I love weddings. I have loved the entire experience when looking from a distance. I love the temple, I love the blessings that the temple brings, and I love the idea that you could be with the love of your life for all of eternity. I always imagined that if it was the right person, that length would sometimes not seem long enough. I love the party, and the celebrations that come. I just love that family gathers and everyone gets so excited for the couple starting on their journey together. Friends come to support the couple, everyone dances, the wedding food and cake that are so well known. I just love weddings.

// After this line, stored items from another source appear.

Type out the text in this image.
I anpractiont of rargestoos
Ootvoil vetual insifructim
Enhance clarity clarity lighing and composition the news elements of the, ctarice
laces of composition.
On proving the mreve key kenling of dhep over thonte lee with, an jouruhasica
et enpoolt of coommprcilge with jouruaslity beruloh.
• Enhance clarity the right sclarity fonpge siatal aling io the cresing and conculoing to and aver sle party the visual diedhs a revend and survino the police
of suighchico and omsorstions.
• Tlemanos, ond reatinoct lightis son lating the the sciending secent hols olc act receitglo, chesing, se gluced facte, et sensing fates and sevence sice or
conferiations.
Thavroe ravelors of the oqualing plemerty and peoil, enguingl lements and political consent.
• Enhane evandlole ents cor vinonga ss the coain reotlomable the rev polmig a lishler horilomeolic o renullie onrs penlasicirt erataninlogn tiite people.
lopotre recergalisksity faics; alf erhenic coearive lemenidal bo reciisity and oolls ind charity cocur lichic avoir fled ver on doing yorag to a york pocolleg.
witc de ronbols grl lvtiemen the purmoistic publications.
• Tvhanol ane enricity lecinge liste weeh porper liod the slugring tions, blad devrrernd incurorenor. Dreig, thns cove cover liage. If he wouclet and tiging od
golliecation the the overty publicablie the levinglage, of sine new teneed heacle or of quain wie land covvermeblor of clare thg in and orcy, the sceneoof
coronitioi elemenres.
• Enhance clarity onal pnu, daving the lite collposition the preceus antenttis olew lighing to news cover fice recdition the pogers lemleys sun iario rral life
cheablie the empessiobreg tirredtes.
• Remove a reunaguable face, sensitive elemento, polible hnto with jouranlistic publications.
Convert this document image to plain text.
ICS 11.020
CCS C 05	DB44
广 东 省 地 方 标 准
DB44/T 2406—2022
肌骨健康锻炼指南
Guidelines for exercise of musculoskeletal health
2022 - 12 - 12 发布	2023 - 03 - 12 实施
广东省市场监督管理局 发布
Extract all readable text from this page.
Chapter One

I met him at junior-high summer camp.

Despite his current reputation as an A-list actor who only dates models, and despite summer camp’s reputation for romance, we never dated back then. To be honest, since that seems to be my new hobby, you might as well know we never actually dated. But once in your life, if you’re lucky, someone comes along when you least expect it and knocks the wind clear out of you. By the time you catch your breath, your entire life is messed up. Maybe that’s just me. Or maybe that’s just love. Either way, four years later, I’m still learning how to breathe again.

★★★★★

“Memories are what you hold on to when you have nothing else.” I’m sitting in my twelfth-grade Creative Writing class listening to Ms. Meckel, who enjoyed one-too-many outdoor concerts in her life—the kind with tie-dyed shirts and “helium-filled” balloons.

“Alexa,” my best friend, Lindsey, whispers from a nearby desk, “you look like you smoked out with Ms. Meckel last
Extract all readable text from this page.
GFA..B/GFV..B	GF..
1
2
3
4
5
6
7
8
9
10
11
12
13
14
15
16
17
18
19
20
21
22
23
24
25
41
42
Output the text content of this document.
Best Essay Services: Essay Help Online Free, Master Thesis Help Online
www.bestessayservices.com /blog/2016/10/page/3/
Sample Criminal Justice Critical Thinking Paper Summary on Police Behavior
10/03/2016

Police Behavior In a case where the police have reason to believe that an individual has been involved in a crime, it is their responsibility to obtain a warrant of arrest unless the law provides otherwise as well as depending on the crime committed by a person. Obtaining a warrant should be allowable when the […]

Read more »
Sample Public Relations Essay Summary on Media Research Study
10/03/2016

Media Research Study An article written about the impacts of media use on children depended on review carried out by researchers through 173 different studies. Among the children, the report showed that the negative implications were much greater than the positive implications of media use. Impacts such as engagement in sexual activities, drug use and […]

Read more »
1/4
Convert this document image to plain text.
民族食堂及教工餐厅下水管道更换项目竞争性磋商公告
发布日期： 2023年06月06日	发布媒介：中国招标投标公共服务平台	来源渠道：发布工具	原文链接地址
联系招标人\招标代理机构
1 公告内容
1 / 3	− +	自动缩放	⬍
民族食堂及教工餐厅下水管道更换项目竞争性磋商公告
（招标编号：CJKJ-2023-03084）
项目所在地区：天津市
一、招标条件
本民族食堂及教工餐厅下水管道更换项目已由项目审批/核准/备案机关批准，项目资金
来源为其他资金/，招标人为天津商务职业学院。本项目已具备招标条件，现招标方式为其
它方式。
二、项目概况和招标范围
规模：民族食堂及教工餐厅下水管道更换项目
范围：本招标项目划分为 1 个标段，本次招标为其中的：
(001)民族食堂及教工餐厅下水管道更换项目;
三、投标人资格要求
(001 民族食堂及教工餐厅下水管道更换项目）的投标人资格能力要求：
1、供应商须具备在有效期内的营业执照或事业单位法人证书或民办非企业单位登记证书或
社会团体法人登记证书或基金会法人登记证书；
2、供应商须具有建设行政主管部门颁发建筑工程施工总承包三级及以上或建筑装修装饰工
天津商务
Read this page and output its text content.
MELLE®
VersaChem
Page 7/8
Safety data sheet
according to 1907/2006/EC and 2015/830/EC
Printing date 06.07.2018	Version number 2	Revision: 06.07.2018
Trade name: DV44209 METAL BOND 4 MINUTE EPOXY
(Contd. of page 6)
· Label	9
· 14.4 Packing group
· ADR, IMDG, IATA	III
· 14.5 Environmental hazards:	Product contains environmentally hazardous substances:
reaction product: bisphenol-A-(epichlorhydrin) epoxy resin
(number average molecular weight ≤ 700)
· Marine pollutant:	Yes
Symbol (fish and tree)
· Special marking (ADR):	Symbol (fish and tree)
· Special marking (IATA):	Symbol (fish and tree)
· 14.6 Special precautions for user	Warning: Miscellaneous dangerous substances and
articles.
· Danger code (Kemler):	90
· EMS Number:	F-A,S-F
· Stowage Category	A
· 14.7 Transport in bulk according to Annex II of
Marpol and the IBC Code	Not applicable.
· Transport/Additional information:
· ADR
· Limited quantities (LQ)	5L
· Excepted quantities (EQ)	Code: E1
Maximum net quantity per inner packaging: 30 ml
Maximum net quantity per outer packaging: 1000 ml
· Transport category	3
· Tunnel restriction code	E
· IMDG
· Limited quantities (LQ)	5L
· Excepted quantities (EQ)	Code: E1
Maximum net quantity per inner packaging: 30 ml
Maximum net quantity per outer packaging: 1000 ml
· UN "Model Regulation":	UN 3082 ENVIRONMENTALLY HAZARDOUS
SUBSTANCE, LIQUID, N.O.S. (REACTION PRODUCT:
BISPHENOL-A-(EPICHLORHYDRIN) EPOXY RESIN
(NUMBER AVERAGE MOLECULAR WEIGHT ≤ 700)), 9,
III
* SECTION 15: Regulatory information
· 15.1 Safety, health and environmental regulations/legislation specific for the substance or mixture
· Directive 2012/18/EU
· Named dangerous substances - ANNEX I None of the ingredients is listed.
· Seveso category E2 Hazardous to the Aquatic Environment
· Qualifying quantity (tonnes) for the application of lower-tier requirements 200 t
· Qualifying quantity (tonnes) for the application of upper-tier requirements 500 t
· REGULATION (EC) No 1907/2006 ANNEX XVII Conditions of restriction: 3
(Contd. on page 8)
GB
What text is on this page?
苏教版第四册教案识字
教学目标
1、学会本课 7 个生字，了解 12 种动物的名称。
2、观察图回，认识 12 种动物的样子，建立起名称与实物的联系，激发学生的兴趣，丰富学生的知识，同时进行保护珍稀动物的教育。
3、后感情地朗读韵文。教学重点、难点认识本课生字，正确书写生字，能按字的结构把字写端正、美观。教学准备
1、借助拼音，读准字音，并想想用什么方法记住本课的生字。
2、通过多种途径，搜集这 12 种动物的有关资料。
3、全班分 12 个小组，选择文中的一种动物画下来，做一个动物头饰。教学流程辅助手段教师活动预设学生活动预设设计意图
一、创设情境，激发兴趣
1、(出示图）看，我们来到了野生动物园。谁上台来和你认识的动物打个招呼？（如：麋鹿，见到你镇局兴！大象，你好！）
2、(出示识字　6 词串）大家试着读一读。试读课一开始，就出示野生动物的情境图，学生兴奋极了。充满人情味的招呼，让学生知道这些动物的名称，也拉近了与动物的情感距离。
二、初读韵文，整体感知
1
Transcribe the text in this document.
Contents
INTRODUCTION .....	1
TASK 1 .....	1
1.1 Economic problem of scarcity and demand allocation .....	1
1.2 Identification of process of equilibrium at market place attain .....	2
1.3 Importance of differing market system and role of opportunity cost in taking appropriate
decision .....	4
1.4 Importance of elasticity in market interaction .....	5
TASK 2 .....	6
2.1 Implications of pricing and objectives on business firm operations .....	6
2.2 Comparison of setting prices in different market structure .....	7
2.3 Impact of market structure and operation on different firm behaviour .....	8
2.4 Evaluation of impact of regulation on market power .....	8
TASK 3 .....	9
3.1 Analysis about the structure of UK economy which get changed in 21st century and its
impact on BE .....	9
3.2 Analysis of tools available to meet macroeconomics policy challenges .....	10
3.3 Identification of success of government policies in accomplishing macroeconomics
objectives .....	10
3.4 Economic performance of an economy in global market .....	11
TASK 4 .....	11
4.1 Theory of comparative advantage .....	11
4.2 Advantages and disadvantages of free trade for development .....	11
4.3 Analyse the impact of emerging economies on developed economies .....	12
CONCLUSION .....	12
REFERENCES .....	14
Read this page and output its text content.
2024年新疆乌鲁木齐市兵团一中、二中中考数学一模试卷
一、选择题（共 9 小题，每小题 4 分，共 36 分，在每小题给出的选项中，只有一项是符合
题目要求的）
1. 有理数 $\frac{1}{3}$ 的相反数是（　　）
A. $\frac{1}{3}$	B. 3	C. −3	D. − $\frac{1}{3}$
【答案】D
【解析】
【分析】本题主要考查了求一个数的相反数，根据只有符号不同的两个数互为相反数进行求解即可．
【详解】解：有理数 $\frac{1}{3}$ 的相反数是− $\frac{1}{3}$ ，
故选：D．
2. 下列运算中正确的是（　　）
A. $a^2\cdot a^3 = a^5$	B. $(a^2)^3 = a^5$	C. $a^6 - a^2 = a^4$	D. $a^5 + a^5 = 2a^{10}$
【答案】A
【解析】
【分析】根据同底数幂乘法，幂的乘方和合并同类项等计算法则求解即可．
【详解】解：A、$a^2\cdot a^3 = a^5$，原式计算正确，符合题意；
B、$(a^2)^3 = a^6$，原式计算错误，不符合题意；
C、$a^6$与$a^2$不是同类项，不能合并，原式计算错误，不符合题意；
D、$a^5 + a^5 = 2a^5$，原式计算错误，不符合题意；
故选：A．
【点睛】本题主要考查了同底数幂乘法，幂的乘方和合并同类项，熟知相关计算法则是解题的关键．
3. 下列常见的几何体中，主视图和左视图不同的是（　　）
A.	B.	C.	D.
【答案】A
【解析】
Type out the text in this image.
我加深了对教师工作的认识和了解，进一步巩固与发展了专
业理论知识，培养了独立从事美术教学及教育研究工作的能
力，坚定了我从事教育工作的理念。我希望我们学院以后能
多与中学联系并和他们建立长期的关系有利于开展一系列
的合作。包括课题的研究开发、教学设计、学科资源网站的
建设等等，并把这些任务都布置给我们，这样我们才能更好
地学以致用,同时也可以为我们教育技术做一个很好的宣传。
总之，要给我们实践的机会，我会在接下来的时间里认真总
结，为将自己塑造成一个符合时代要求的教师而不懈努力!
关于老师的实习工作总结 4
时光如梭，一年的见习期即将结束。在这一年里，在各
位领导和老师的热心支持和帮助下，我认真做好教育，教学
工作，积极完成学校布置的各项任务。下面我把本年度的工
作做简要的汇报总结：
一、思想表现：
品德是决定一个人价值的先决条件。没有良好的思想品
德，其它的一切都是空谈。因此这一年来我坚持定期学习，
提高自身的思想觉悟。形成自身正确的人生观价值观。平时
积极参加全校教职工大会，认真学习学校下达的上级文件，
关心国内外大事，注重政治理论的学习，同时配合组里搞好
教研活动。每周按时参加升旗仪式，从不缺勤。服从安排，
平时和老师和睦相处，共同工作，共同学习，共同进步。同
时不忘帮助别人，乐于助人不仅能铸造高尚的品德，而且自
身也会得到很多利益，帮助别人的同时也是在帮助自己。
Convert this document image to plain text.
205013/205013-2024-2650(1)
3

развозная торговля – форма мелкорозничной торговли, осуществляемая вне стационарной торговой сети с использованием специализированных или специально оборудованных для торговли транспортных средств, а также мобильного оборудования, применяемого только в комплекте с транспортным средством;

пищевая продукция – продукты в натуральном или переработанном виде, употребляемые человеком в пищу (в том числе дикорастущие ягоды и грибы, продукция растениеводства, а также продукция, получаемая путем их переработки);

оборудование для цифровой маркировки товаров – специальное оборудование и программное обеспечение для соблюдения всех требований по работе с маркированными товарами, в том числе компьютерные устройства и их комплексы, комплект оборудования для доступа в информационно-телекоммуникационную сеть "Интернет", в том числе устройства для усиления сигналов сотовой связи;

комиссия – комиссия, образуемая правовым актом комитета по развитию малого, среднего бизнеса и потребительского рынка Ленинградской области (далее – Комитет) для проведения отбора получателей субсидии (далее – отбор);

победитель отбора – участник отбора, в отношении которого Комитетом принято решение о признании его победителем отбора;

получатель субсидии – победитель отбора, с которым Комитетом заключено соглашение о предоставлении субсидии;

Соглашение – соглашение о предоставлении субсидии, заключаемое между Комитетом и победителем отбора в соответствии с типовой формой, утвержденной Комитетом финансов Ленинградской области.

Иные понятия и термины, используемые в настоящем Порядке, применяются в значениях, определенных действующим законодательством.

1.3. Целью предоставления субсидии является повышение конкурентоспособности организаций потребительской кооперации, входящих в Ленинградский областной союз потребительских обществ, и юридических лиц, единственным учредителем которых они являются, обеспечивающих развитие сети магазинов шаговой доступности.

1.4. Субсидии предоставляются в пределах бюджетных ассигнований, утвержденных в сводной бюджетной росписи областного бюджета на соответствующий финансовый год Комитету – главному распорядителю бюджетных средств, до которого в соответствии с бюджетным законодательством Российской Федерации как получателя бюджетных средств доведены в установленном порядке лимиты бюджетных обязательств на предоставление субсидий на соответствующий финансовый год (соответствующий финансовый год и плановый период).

Well, now its my turn. I am not watching from a distance. I am the one who is being celebrated and everything I thought I would feel in this moment has been completely magnified. I knew I would be excited, I just didn't know it would be like this. I knew I would be in love and googly eyed, and somewhat retarded when it came to that, but I honestly didn't know it would be this good. I didn't know it would feel this good. I didn't know I would get emotional possibly every day with just the thought of what is in store for me and all the blessings I will be able to receive. I didn't know I would love weddings this much. I didn't know it would be this comfortable.. this easy.. this wonderful. When picturing my perfect day, when picturing my husband.. I honestly did not know it would be this perfect. I knew Heavenly Father would bless me. I knew He would make sure my eternal companion would be just what I needed. Its just that, in this moment, right here and now, looking forward to that perfect day, I had no idea my life would be perfectly crafted for me. I imagined how things would turn out, and then when I look at how things are coming together, I cannot believe I ever saw it working out differently. He has perfectly crafted my life in a design better than I ever imagined, and yes, this is a great lesson of trust in my Savior. I never imagined supportive family and friends like the ones I have. I never imagined the love and the generosity of those around me and their willingness to help create a seamless event. My mother has far exceeded my expectations, although I should have at least known that part. But most importantly, I had no idea of the power of real affection and adoration. To be in the midst of this makes me incredibly grateful for the choices I have made in life that brought me here. Rob came to me when I least expected him to, and even though I knew my Husband would be everything I needed, I had no idea he would be this good to me. This is real. This is actually my life, something I am experiencing and not just standing on the sidelines for. I am here. I am adored by someone with whom I adore more than I am able to express. I am getting married. I am actually getting married and I am so overwhelmed with joy and appreciation and love and adoration and joy... Let the wedding festivities begin.

3 comments:

gr8apey said...

Oh, elyse...so happy that it is everything you want it to be...we are just as excited!!! Now, if I can just get my rear end in gear and realize that the little wedding fairies are NOT going to appear, I can get this party started!

meeshw said...

Elyse...can't help but be excited right with you when reading your thoughts...I agree let the festivities begin!!!!! Enjoy!You sooooo deserve it!

Lauren said...

weddings are fantastic!! and marriage is wonderful too - I hope you enjoy all of the excitement!